Chicago will commemorate 400 years since Shakespeare’s death with hundreds of events around the city this year.

Helene Bouchet (Desdemona) and Amilcar Moret Gonzalez (Othello) in Hamburg Ballet’s Othello, featured at Harris Theater of Music and Dance as part of Shakespeare 400 Chicago in 2016.

Helene Bouchet (Desdemona) and Amilcar Moret Gonzalez (Othello) in Hamburg Ballet’s Othello, featured at Harris Theater of Music and Dance as part of Shakespeare 400 Chicago in 2016. Image by Hamburg Ballet

Shakespeare 400 Chicago announced its full festival line-up this week, and it will feature 850 events in museums, restaurants, parks and schools around Chicago. The yearlong event is spearheaded by the Chicago Shakespeare Theatre, and will include theatre, opera, music, dance, cuisine, exhibitions, workshops and discussion series.

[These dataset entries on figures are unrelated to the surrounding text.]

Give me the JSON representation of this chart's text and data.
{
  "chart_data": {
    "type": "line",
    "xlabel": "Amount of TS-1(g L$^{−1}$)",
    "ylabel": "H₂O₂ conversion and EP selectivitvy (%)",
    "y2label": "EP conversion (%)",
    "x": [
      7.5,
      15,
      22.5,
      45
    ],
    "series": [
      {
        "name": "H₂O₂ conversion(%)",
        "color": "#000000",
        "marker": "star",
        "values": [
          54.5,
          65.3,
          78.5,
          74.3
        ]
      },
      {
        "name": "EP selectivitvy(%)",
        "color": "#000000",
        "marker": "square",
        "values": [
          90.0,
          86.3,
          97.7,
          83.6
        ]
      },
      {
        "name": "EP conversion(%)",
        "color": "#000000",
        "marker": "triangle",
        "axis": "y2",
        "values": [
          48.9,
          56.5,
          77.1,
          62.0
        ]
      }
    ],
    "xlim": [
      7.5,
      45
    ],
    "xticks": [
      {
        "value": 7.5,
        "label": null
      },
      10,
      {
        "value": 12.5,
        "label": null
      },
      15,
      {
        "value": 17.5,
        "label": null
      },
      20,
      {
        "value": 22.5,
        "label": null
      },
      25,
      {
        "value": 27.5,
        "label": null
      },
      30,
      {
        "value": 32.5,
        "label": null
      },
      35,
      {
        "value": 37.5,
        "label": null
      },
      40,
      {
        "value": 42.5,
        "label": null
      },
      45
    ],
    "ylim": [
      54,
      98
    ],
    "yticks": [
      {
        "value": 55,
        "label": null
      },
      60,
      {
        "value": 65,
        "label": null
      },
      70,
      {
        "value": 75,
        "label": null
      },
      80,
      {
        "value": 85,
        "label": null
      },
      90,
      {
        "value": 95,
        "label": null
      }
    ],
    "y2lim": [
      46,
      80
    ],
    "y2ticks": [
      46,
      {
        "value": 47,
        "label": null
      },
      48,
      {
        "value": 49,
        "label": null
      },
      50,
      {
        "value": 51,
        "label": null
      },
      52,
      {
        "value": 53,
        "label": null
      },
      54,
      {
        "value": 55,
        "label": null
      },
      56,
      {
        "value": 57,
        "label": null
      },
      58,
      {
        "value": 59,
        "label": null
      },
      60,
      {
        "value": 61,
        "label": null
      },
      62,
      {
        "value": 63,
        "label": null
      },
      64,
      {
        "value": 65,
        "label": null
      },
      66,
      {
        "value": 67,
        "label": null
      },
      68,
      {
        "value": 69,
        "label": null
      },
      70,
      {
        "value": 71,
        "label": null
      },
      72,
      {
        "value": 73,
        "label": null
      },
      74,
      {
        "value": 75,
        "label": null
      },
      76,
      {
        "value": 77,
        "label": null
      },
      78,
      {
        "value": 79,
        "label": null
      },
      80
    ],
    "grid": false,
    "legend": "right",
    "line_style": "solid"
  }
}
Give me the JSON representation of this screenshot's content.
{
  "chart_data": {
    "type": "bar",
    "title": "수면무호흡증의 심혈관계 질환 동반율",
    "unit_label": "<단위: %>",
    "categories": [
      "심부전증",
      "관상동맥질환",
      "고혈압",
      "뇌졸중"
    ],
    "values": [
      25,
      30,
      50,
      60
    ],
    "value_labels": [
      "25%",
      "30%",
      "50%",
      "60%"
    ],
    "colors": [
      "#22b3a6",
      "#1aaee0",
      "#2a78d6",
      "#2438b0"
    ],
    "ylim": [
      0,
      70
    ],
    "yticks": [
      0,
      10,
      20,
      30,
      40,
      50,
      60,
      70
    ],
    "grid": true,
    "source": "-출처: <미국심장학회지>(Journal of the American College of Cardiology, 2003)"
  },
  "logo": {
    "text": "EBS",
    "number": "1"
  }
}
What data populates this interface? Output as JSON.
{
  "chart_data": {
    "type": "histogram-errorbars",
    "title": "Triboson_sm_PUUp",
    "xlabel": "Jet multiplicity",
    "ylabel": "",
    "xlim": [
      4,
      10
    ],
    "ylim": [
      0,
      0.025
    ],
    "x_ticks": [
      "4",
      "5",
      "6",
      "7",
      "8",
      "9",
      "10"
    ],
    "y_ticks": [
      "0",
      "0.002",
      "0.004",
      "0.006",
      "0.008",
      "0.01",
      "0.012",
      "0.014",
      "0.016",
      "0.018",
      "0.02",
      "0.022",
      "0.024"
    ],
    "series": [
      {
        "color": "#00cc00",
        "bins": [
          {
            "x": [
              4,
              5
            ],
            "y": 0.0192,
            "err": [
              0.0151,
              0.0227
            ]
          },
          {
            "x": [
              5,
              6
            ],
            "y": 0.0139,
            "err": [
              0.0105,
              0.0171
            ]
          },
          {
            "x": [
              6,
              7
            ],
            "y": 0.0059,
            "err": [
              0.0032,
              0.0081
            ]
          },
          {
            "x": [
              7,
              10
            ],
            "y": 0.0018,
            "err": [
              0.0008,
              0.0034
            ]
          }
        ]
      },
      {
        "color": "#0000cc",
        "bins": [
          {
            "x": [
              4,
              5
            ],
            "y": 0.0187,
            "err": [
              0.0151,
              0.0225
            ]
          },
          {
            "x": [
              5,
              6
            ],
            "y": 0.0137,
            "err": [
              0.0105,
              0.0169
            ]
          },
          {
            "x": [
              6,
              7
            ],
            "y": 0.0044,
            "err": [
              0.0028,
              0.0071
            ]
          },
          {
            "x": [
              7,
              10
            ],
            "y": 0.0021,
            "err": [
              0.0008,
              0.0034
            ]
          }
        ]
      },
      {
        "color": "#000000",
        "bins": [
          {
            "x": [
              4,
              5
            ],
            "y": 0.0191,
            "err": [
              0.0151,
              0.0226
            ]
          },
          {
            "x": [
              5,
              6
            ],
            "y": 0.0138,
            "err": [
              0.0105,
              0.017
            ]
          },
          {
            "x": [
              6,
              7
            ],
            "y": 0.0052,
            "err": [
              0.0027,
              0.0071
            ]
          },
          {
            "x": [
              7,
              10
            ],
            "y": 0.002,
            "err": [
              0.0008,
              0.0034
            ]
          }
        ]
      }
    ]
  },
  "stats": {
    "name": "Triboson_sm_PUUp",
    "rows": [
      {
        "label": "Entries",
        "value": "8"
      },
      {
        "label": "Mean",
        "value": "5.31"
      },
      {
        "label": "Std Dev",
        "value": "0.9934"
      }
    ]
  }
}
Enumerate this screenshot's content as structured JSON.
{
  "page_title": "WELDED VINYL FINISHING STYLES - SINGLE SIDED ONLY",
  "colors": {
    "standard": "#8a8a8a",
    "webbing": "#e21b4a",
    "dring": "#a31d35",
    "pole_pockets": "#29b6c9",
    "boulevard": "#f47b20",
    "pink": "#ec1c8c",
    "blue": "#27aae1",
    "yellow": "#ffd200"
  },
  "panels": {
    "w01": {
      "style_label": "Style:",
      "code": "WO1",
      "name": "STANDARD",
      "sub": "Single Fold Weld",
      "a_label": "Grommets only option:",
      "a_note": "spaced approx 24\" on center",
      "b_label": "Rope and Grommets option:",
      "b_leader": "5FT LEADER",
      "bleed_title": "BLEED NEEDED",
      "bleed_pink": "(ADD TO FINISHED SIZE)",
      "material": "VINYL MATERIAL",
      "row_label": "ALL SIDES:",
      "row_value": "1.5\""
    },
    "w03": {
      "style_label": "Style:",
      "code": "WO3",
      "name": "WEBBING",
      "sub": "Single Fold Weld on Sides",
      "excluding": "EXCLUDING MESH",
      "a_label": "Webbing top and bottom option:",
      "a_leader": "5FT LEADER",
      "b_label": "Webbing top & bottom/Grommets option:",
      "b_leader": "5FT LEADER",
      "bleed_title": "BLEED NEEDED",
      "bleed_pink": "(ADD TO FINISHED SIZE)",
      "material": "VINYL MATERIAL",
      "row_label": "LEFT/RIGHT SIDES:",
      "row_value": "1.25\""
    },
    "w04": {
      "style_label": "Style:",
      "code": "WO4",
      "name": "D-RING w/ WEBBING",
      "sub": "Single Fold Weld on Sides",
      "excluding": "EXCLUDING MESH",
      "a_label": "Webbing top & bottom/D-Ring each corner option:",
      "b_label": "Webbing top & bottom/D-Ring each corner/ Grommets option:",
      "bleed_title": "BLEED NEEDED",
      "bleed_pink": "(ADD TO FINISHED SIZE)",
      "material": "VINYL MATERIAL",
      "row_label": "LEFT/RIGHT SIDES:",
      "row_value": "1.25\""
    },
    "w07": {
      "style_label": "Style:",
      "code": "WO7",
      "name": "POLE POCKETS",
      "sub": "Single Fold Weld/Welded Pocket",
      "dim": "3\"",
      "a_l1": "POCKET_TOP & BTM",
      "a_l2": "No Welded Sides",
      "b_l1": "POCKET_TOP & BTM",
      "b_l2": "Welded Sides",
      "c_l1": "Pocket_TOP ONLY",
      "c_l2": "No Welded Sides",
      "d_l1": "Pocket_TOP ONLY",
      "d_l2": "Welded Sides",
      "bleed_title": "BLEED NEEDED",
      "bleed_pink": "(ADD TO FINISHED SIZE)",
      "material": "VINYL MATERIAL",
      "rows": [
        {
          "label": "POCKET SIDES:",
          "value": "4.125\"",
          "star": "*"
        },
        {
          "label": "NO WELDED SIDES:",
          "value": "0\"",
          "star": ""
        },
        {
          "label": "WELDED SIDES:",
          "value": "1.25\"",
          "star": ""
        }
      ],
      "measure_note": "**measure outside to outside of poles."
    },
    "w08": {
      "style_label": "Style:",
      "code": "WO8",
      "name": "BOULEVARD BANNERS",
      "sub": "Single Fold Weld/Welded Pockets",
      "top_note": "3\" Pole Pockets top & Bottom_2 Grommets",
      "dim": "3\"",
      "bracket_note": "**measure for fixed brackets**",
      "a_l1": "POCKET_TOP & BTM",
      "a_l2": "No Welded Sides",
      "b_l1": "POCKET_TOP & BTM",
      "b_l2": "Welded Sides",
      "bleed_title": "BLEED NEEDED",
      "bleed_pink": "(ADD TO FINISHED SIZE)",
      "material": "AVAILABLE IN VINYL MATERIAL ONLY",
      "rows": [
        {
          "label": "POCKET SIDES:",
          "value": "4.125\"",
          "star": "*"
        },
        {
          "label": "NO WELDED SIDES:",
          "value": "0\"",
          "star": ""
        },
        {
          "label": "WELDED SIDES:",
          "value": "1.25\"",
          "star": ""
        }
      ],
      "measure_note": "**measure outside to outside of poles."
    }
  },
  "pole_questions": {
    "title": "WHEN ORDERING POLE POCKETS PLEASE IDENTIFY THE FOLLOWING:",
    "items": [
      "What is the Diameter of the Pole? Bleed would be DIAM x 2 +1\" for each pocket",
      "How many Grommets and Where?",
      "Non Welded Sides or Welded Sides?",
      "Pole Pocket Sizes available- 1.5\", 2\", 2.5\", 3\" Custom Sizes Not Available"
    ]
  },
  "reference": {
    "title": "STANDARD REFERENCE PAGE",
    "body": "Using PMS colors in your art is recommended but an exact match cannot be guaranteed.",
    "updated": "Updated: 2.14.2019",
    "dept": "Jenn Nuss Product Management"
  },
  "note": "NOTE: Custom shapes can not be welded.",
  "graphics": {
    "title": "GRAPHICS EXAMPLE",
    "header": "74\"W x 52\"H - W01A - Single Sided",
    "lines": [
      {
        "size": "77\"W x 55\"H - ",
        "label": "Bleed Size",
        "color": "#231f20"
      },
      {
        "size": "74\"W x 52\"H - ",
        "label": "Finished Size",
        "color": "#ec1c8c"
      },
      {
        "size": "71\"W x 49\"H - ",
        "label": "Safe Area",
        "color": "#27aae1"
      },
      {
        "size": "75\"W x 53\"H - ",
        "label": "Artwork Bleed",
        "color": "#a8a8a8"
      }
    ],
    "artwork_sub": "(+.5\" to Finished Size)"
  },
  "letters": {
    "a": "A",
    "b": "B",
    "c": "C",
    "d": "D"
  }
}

Performances will include the Supernatural Shakespeare exhibition at the Art Institute of Chicago, a performance of Romeo and Juliet by the Joffrey Ballet, a performance of Richard III by The Gift Theatre Company and many more performances through 2016.

There will also be a celebration of Shakespeare through the city’s culinary scene. Culinary Complete Works “translates the 38 plays of Shakespeare through the immense talents of 38 of Chicago’s most inventive chefs in restaurants across the city”. Even craft beer makers will get in on the celebration, a North Coast Brewing Co. will release a special Shakespeare 400 Chicago edition of a popular beer called Puck.

But Chicago is not the only city to mark the death of the bard. A tour of the Folger Shakespeare Library’s copies of the First Folio will make its way to every American state. In Shakespeare’s birthplace, England, a major exhibition at the British Library will cast light on how he became a cultural giant through ten performances.